I have the following problem. I have a dataframe which look like this.
Dataframe1
start end
0 0 2
1 3 7
2 8 9
and another dataframe which looks like this.
Dataframe2
data
1 ...
4 ...
8 ...
11 ...
What I am trying to achieve is following:
For each row in Dataframe1 I want to check if there is any index value in Dataframe2 which is in range(start, end) of Dataframe1. If the condition is True, I want to create a new column["condition"] where the outcome is stored.
Since there is the possiblity to deal with large amounts of data I tried using numpy.select.
Like this:
range_start = df1.start
range_end = df1.end
condition = [
df2.index.to_series().between(range_start, range_end)
]
choice = ["True"]
df1["condition"] = np.select(condition, choice, default=0)
This gives me an error:
ValueError: Can only compare identically-labeled Series objects
I also tried a list comprehension. That didn't work either. All the things I tried are failing because I am dealing with a series (--> range_start, range_end). There has to be a way to make this work I think..
I already searched stackoverflow for this paricular problem. But I wasn't able to find a solution to this problem. It could be, that I'm just to inexperienced for this type of problem, to search for the right solution.
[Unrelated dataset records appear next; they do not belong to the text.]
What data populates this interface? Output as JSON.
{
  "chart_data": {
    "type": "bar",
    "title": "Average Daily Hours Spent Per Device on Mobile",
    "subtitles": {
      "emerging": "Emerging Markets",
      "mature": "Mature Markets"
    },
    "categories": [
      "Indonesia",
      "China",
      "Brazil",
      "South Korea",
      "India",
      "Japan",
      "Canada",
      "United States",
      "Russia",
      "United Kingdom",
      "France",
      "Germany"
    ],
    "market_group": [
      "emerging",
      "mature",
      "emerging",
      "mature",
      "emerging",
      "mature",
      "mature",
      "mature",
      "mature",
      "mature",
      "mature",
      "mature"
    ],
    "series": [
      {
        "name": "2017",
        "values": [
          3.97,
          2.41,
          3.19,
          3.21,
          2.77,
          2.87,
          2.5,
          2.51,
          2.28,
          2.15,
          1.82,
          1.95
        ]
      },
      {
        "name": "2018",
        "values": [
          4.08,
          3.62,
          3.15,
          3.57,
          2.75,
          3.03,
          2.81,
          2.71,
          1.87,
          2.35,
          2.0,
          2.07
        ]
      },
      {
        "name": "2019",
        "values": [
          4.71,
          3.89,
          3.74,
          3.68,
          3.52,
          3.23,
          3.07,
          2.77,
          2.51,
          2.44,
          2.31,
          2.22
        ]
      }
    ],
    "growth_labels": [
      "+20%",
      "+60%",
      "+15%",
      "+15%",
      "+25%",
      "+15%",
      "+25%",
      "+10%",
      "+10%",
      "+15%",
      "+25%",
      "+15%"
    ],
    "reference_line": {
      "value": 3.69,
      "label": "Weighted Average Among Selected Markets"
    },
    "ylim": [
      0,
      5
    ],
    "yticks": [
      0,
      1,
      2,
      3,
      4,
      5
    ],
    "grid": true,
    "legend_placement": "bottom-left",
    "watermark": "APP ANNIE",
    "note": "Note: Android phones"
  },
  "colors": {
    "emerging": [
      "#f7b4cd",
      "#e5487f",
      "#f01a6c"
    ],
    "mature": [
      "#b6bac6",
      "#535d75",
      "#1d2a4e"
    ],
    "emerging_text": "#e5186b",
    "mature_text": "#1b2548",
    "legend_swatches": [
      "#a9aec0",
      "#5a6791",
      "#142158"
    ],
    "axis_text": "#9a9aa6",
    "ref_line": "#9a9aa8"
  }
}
So maybe you can help me out here.
Thank you!
expected output:
start end condition
0 0 2 True
1 3 7 True
2 8 9 True
CodePudding user response:
Use DataFrame.drop_duplicates
for remove duplicates by both columns and index, create all combinations by DataFrame.merge
with cross join and last test at least one match by GroupBy.any
:
df3 = (df1.drop_duplicates(['start','end'])
.merge(df2.index.drop_duplicates().to_frame(), how='cross'))
df3['condition'] = df3[0].between(df3.start, df3.end)
df3 = df1.join(df3.groupby(['start','end'])['condition'].any(), on=['start','end'])
print (df3)
start end condition
0 0 2 True
1 3 7 True
2 8 9 True
If all pairs in df1
are unique is possible use:
df3 = (df1.merge(df2.index.to_frame(), how='cross'))
df3['condition'] = df3[0].between(df3.start, df3.end)
df3 = df3.groupby(['start','end'], as_index=False)['condition'].any()
print (df3)
start end condition
0 0 2 True
1 3 7 True
2 8 9 True